New Study Highlights Global Ransomware Threat

Long gone are the good ol’ days when hackers targeted systems for bragging rights or mischief

Today, the world’s most prolific malicious hackers typically work for groups with more destructive goals in mind or for financial gain. While technology to improve security continues to be developed and deployed, malware attacks are constantly evolving, and the high financial stakes involved mean organizations can invest heavily into developing new attacks.

Understanding the nature of the ongoing malware threat is essential for preparing. Sophos recently released its 2018 Malware Forecast outlining the evolving nature of malware and helping companies prepare for it. In particular, the report showed that malware is still common. Furthermore, threats are moving beyond Windows targets, historically the most common target, and moving toward Android devices.

Ransomware Rampage

Between April and October, the nature of ransomware attacks changed. While Cerber was the dominate ransomware program since shortly after its release in early 2016, another ransomware kit, WannaCry, emerged in May of 2017. While Cerber still accounted for 44.2 percent of ransomware attacks during the six-month period, WannaCry edged it out, accounting for 45.3 percent of attacks. WannaCry was largely distributed via the EternalBlue, an exploit experts believe was initially developed by the United State’s NSA.

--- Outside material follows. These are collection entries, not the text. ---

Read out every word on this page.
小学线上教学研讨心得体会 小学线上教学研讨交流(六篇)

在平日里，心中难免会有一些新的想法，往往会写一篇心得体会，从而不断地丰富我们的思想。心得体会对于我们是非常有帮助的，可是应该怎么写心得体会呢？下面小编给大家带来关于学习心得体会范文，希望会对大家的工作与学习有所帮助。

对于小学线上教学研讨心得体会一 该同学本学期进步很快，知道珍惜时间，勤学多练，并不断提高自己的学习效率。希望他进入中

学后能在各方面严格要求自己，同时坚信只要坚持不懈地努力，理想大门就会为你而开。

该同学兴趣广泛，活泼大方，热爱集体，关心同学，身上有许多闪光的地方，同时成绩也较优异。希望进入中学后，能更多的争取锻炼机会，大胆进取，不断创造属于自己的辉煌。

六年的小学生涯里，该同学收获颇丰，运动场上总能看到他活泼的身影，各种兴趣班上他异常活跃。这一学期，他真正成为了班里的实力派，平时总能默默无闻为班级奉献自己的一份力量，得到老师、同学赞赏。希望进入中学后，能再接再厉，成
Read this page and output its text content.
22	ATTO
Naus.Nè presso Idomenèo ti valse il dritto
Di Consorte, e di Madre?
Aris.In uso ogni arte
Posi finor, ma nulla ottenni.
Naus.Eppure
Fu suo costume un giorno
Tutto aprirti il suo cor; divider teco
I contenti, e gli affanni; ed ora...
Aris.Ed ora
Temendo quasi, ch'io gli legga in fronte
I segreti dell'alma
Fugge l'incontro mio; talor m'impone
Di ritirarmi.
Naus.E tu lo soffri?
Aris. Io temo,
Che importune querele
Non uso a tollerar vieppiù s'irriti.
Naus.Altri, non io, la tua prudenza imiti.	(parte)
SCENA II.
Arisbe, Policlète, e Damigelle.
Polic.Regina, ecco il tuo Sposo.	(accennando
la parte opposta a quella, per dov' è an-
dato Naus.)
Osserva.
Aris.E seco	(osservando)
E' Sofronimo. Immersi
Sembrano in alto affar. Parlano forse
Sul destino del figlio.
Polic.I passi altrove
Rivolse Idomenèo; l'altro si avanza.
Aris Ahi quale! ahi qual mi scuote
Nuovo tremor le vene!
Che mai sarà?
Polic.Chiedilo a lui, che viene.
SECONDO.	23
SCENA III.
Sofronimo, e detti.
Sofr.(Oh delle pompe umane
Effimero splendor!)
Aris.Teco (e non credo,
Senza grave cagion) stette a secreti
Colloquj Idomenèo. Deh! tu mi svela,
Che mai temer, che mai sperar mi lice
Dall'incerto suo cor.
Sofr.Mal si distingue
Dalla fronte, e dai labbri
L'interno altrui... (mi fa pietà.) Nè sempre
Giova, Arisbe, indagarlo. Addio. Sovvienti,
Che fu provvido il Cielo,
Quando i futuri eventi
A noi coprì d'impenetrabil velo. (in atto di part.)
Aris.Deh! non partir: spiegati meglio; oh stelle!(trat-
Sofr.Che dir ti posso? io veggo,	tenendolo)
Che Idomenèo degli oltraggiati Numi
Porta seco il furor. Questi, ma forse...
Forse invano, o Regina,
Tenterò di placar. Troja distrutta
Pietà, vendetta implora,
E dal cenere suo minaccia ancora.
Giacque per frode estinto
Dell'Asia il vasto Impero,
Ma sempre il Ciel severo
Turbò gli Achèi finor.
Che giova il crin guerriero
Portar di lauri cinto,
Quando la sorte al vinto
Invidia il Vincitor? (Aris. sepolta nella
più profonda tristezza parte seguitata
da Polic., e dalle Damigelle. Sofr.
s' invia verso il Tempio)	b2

SophosLabs researcher Dorka Palotay believes the “worm-like characteristics” in new types of ransomware will make it gradually harder to control while becoming easier to copy.

We’re expecting cybercriminals to build upon WannaCry and NotPetya and their ability to replicate, and this is already evident with Bad Rabbit ransomware, which shows many similarities to NotPetya

The SophosLabs report also discussed another ransomware platform first discovered in June: NotPetya. Originally part of an accounting package in Ukraine, NotPetya had a limited geographical impact. Again, the EternalBlue exploit was used for its distribution. However, most unpatched and vulnerable machines had already been affected by WannaCry, further reducing NotPetya’s impact. The NotPetya attack was run poorly for several reasons, the most prominent being that the email address listed in the attack didn’t work, so those affected had no means to restore their data and the attackers could not be paid.

Cerber is expected to remain a viable ransomware tool. Its creators sell Cerber on the dark web, and they make money by collecting a percentage of the ransom its users generate. As a result, Cerber’s developers have the resources needed to add new features, making it a moving target for security professionals.

Android Attacks

The report from SophosLabs showed that Android exploits were on the rise, increasing nearly every month in 2017. In total, 30.37 percent of all infestations were ransomware attacks. Ransomware, according to Sophos experts, is popular partially because it’s easier to turn into revenue than other mainstays of mobile exploits.

The Google Play store has advanced tools for detecting and removing malware. Third-party markets, on the other hand, are far less safe and represent the most common source of malware infestations. SophosLabs processed approximately 10 million suspicious apps through 2017, an increase from the 8.5 millions apps inspected in 2016. Among those assessed, 77 percent turned out to be malware. This number shows the continued rise of Android malware. In 2013, slightly more than 500,000 apps were malicious, a number that rose to close to 2.5 million in 2015 and almost 3.5 million in 2017. Conversely, the number of potentially unwanted applications, which includes adware, non-malicious spyware, and hacking tools, fell from a peak of more than 1.4 million in 2016 to less than 1 million in 2017.


Among the most common Android exploit software, 42 percent of attack stopped by SophosLabs were based on the Rootnik. PornClk came in second with 14 percent of the stopped attacks, followed by Axent at nine percent, SLocker at eight percent, and Dloadr at six percent. Traces of Rootnik could be found on many Google Play apps.

Protecting Against Ransomware

Sophos outlined techniques for combating ransomware. Prompt patching is perhaps the most valuable first-line defense against ransomware attacks, as it provides fixes for potential exploits. A regular patching schedule can help, but companies will also want to keep an eye on security bulletins. As shown with the NotPetya attack, faulty ransomware attacks might not even provide an opportunity for payment, so regular backups, stored offsite, are critical for ensuring critical data can be restored. Regular backups are useful for non-malware incidents as well, as disasters, mistakes, and a wide range of other events can result in lost data.

Macros in Microsoft Office documents are a common source of malware infestations. Be extremely cautious with email attachments, and ensure family members and company employees are properly educated about potential attacks. Microsoft has, for years, turned the auto-execution of macros off by default. Although it can be convenient to turn it on, doing so puts computers at great risk. Third-party security software can also be helpful for detecting malware attacks.

For Android, the best advice is to stick to the Play Store for finding and installing apps; third-party stores simply lack the security and reputation of Google’s platform. Malware can still find its way to the Play Store, so be wary of apps before installing them. Sticking with popular apps from reputable companies reduces the odds of being attacking greatly.